Im nächsten Augenblick jedoch bleibt mir fast das Herz stehen. Geschmeidig wie ein Greifvogel landet die Kreatur vor mir, vor der Glasscheibe, auf dem Fenstersims, geht in die Hocke wie ein kleiner Kobold und sieht mich einfach nur an. Ich kann nicht einmal sagen, ob ich Angst habe. Ich kann mich nicht bewegen. Natürlich denke ich als allererstes an den Dämon, der mich sechs Tage lang benutzt und anschließend wie eine leere, zerbeulte Konservendose zurückgelassen hat. Natürlich kommt mir diese Fratze vertraut vor, doch zugleich glaube ich
auch, dass sie alle gleich aussehen. Ich kann mich nicht bewegen. Und dann, plötzlich, geht die Tür auf und kurz darauf höre ich Léos aufgeregte Stimme, sie schmerzt in meinen Ohren. „Louis, geh da weg, um Himmels Willen!“, ruft er, dann legt sich ein Arm um meinen Oberkörper und ich werde vom Fenster weggezogen, ich stolpere und verliere den Halt, reiße meinen großen Bruder mit mir zu Boden.
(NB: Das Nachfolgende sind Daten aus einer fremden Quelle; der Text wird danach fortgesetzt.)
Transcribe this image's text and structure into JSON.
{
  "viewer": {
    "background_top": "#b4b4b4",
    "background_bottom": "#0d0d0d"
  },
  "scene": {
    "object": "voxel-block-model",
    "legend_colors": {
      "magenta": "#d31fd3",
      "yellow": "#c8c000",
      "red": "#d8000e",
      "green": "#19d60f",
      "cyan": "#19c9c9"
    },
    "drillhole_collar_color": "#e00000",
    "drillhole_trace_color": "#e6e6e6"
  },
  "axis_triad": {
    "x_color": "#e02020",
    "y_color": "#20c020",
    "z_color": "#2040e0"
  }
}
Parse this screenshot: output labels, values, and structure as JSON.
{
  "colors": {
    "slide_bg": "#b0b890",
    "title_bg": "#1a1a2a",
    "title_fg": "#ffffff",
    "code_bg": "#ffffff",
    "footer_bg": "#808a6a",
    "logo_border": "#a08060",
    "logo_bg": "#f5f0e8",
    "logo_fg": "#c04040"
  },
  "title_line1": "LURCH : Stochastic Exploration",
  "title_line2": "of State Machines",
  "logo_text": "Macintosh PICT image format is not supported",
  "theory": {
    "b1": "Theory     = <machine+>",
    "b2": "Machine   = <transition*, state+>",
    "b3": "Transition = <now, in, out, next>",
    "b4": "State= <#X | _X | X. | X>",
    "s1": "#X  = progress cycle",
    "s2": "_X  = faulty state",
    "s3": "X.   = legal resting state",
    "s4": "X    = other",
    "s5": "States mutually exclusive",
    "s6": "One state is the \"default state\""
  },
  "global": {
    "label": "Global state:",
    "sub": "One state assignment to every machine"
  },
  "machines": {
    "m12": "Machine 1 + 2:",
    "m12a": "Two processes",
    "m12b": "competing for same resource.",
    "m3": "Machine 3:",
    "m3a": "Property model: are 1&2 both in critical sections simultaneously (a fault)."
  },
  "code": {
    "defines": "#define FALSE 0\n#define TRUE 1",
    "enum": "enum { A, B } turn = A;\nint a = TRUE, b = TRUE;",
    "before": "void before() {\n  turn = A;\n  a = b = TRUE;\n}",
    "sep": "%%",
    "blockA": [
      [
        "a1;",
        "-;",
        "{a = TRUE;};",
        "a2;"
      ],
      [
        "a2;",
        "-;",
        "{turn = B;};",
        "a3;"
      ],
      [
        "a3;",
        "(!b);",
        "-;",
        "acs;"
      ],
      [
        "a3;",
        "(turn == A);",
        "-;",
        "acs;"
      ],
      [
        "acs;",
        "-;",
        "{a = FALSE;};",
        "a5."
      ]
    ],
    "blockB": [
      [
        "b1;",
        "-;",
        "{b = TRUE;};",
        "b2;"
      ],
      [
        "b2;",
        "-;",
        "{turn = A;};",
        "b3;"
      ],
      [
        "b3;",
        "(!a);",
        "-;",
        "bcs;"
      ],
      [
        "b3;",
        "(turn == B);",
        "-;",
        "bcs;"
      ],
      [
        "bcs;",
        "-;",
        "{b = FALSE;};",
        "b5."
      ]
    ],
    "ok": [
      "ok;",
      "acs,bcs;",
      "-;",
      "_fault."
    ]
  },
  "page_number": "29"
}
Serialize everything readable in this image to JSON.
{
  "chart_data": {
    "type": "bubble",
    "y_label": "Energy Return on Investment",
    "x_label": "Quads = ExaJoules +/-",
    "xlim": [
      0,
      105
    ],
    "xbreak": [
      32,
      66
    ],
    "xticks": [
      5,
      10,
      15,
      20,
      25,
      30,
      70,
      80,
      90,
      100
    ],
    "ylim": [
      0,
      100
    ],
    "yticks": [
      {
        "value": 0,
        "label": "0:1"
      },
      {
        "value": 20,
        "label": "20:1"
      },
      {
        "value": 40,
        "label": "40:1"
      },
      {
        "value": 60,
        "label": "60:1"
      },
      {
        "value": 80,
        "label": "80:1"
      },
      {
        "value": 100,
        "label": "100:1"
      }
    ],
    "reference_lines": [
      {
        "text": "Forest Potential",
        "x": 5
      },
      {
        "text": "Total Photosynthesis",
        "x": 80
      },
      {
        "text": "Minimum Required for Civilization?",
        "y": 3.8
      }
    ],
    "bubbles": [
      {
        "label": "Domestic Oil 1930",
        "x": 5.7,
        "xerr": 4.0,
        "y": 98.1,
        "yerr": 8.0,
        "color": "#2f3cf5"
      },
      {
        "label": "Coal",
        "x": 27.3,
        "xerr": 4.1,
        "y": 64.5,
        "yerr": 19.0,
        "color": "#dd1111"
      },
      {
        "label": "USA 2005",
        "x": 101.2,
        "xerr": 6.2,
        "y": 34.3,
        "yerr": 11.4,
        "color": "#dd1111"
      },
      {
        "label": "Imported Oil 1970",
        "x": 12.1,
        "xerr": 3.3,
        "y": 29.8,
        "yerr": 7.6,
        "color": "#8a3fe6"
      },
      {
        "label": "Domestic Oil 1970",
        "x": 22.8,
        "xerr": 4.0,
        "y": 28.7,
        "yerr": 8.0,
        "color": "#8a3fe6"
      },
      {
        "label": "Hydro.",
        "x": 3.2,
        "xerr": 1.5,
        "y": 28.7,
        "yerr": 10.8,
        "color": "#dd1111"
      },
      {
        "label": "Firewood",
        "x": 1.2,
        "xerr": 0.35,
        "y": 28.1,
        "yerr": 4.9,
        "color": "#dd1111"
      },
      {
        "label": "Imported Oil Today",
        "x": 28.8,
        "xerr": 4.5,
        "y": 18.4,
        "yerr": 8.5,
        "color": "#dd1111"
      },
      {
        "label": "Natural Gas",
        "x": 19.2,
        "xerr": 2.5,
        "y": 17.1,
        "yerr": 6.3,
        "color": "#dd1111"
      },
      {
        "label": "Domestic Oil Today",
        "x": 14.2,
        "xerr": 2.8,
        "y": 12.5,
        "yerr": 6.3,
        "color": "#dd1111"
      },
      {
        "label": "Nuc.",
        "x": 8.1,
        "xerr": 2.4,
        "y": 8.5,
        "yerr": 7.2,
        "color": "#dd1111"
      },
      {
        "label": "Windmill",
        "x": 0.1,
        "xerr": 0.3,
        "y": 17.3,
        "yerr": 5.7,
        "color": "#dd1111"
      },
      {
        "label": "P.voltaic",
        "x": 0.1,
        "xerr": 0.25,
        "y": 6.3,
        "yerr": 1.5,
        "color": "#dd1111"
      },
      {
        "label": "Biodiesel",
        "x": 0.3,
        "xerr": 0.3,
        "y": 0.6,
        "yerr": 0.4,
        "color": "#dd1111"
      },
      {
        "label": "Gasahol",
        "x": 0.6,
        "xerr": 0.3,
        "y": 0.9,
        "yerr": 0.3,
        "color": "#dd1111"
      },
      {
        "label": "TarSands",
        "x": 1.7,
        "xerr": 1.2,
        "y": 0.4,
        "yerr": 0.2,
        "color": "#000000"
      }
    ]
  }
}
Im nächsten Augenblick weiß ich nicht, was ich tun soll, ich spüre nur diese Hand und ich winde mich eilig aus dem Griff, komme auf Knien auf, mein Atem geht heftig. Eine Welle der Übelkeit durchflutet mich, als die Panik, von der
ich erst jetzt bemerke, dass sie da war, wieder abebbt. Ich keuche und schließlich rollt mir eine Träne über die Wange. Und jetzt erst kommt ein Gedanke in mir auf, der zuvor in meinem gelähmten Denken steckengeblieben ist, der meinen Verstand einfach nicht erreicht hat, obwohl er mir das Leben hätte retten sollen. Aber da war einfach nur Leere in mir. „Da ist nur dünnes Glas zwischen uns.“ Ich hebe den Blick und schaue über meine Schulter, sehe noch immer den dunklen Schatten vor dem Fenster hocken, ein finsteres Grinsen liegt auf den sehnigen Gesichtszügen, dann lässt
die Kreatur sich nach hinten fallen und fliegt davon. Da war nur dünnes Glas zwischen uns. Ich beginne zu zittern und kann nicht einmal sagen, warum. Schwäche überkommt mich. „Hey, Louis“, sagt Léo nun. Er hockt neben mir. Ein Schluchzen entrinnt meiner Kehle und meine Arme zittern mit einem Mal so sehr, dass ich fast vorneüber falle, doch ich schaffe es, mein Gewicht auf meine Beine zu verlagern. „Louis, was sollte das? Diese Bestie hätte dich töten können!“ Léos Worte machen alles nur noch schlimmer, doch schließlich sieht Léo
davon ab, auf mich einzureden und nimmt mich einfach nur in den Arm. Ich klammere mich an meinen großen Bruder und weine noch mehr und allmählich durchdringt mich eine schaurige Gewissheit.
Ich konnte mich nicht von dem Dämon abwenden.